While some automation in machine learning (ML) models is productive and necessary, taking a human-centric approach to machine learning and AI is essential. Humans have to be part of the ML workflow, included in the feedback loop, and more. This blog post will outline the importance of the human element and walk you through some of the benefits of maintaining a healthy balance between human involvement, machine automation, and AI.
Where You See Human Involvement in ML
Let's go through some of the basic highlights of where humans are especially critical in the machine learning (ML) process:
- Putting in place checks and processes to keep the model accurate
- Checking in with the business to ensure efficacy and common sense
- Confirming the model is accurate and not just “correct”
- Ensuring, reevaluating, retraining, and making improvements
Some of these steps can be automated and others cannot. Successful organizations are the ones that blend their approaches by putting humans in the loop at the right position to identify risks and make the necessary changes.
Using MLOps to Augment Human Intelligence
ML models are not, and should not be, positioned to take the place of human intelligence. Rather, organizations should be focusing on augmenting their own intelligence with that provided by machines. While computers can process more data than we could ever hope to — and provide us with an answer — we should use that answer as a guide for our own decisions, especially critical ones, rather than relying on the machine selecting the answer for us.

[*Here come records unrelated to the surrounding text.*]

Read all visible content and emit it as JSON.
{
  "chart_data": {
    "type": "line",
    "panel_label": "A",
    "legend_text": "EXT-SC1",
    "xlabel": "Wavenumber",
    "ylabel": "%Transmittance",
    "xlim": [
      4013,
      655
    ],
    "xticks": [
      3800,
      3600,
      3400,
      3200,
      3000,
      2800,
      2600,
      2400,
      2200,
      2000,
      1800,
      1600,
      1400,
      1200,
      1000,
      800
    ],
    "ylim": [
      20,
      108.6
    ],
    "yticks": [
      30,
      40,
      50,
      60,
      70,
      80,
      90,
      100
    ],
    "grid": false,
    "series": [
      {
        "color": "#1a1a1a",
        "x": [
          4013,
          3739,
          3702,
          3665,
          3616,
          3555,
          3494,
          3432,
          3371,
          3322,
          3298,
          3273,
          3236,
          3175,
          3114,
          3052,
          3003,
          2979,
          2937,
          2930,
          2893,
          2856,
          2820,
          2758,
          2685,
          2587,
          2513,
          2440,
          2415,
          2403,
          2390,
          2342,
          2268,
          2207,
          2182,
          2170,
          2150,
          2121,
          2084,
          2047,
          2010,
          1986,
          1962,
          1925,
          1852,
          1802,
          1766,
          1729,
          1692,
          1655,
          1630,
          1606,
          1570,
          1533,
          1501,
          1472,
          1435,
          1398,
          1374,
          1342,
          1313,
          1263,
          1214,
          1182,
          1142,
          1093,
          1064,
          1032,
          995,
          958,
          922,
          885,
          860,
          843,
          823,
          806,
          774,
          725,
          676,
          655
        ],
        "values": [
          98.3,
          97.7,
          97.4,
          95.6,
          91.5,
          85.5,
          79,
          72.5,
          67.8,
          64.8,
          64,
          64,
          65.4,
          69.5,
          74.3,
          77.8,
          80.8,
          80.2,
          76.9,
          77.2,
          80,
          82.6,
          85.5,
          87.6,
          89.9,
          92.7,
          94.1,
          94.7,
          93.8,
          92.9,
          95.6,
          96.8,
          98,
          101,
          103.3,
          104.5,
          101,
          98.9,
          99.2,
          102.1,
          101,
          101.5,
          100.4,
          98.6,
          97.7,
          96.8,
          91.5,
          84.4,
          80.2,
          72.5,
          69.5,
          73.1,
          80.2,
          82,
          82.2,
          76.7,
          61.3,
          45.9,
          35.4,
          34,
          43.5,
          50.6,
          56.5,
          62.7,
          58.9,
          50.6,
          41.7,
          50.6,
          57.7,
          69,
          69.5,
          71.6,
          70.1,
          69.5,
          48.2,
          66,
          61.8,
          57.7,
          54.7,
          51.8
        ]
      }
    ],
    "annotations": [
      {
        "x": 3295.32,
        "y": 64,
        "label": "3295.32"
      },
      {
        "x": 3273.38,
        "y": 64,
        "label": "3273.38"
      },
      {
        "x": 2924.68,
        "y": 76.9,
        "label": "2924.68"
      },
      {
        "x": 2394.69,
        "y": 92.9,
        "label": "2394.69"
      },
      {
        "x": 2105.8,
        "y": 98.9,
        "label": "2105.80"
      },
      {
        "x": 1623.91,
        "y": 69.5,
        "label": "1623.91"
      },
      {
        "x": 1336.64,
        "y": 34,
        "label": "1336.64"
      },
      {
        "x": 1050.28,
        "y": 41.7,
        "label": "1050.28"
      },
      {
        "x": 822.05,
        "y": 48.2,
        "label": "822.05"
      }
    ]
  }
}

That is why, with MLOps, it’s important to first understand the boundaries between where we are comfortable with automation and where human supervision becomes appropriate. Once this is agreed on, the organization can choose the appropriate level of automation. Automation with MLOps can then help processes in multiple ways, such as by:
- Increasing the volume of models that are pushed to production
- Democratizing AI and enhancing collaboration between teams by streamlining and standardizing processes
- Assisting data scientists for experiment tracking when looking for the best model
- Aiding governance in highly regulated environments and enabling reproducibility of models
- Supporting explainability in both machine and human components
The Human-in-the-Loop Methodology
Organizations must build a human decision making element and always ask themselves one main question: “Does this make sense?” Since models cannot feel, humans have to be the ones to question them and determine whether or not something feels like it works and makes sense. A model may be acting correctly, but a human element needs to be there to determine whether the results are accurate.
It is when human knowledge and machine learning come together that we are able to truly push the boundaries of data science capabilities. By using computers to process data and provide us with an output, we can then use those outputs to influence the most critical business decisions. With a human-in-the-loop methodology, organizations across all industries and use cases can effectively create organizational change with scalable AI systems.